Some of my former students have seen theatre, and writing for theatre, as the gateway to writing for film. As if theatre is a stepping stone to film. Or worse, they have thought theatre and film are reasonably the same things- they both create stories with performance, right? (nope) Many of my new writers “think in film”. That is to say, they start with the assumption that theatre is a live creation of a filmic idea.

In a workshop, in which indeed there were participants who were writers but had little or no idea what theatre does or how it is different to film, I gave the following observation for their consideration.

If you’re in the props department of a film in the making and the scene requires a telephone conversation, damn straight, there will be a phone on the props list. Right? When the phone rings in the film, the character will pick up that phone and speak into it.

In theatre, however, when the phone rings, the character may pick up a banana and speak into it.  By the character’s actions, the audience is asked to accept the banana is a phone. Theatre has that trick of inviting an audience to silently accept all sorts of odd contracts- about time, about space, about visibility, invisibility, about appearances, about telephone bananas if need be.  And please do not be tempted to think this is only true of modern theatre, a contemporary quirkiness that has crept in.

If you are tempted to think of it as a modern quirk, I prithee, consider this opening gambit from Shakespeare’s Henry V, in which the chorus have something to say to the audience:

O for a Muse of fire, that would ascend
The brightest heaven of invention,
A kingdom for a stage, princes to act
And monarchs to behold the swelling scene!
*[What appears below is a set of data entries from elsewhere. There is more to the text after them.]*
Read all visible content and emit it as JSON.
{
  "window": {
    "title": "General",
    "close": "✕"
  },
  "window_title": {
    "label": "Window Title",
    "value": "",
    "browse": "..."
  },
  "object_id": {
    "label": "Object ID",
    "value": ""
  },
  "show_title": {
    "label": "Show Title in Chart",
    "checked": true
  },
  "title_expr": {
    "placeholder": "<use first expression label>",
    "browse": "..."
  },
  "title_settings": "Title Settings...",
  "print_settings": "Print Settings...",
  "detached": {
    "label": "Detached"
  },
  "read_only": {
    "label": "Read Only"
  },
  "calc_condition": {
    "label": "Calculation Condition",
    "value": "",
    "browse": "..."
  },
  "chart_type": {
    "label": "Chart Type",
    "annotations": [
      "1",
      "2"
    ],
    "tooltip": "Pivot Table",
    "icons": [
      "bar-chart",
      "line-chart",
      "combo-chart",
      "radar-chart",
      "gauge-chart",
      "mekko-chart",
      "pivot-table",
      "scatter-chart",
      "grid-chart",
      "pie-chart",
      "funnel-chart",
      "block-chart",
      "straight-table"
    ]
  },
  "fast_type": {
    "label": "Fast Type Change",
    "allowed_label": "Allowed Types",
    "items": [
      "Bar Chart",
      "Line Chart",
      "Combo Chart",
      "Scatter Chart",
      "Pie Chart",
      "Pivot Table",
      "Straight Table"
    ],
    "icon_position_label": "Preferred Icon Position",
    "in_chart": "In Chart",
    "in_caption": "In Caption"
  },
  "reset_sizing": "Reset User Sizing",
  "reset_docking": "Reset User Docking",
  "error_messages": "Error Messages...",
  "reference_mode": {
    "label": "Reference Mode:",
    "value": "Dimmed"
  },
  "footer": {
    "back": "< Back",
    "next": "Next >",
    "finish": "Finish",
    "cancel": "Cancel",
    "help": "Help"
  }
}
In which the narrator actually apologies to the audience that there is no budget or space or wherewithall to reproduce the entire ‘spectacle’ of the battle at Agincourt. He goes on to ask the audience to piece out the imperfections, the shortcomings of the production, with our imagination- imagine the vast fields of France, the clashing of armour, and to divide into 1000 parts one man (so for multiply every character on stage by 1000 in your imagination).

Think when we talk of horses, that you see them
Printing their proud hoofs i’ the receiving earth;
For ’tis your thoughts that now must deck our kings,
Carry them here and there; jumping o’er times,
Turning the accomplishment of many years
Into an hour-glass:

Just guessing here, but it is a fair assumption, that productions of Shakesepare’s works at The Globe back in the day were not exactly operating on impoverished budgets. But to bring forth a whole battlefield, and jump over time, here and there, now that was something that required a bit of the Globe’s audience’s indulgence. More than that is is Shakespeare acknowledging that special nature of theatre that generally requires a leap of faith.

And it is this leap of faith that makes theatre not film.

It is both the shortcoming and the strength of theatre. It is the magic and the pain in the butt at the same time. In theatre we are both restricted and delighted to dare to cram a entire world onto a “wooden O” ( a reference to the circle that was the Globe Theatre’s circular wooden structure)

Film has its own tricks, devices and limitations that describe the craft and dictate the medium. But there are entirely different to those we behold when writing for stage, where a banana is a banana until we, the writers, say it is not.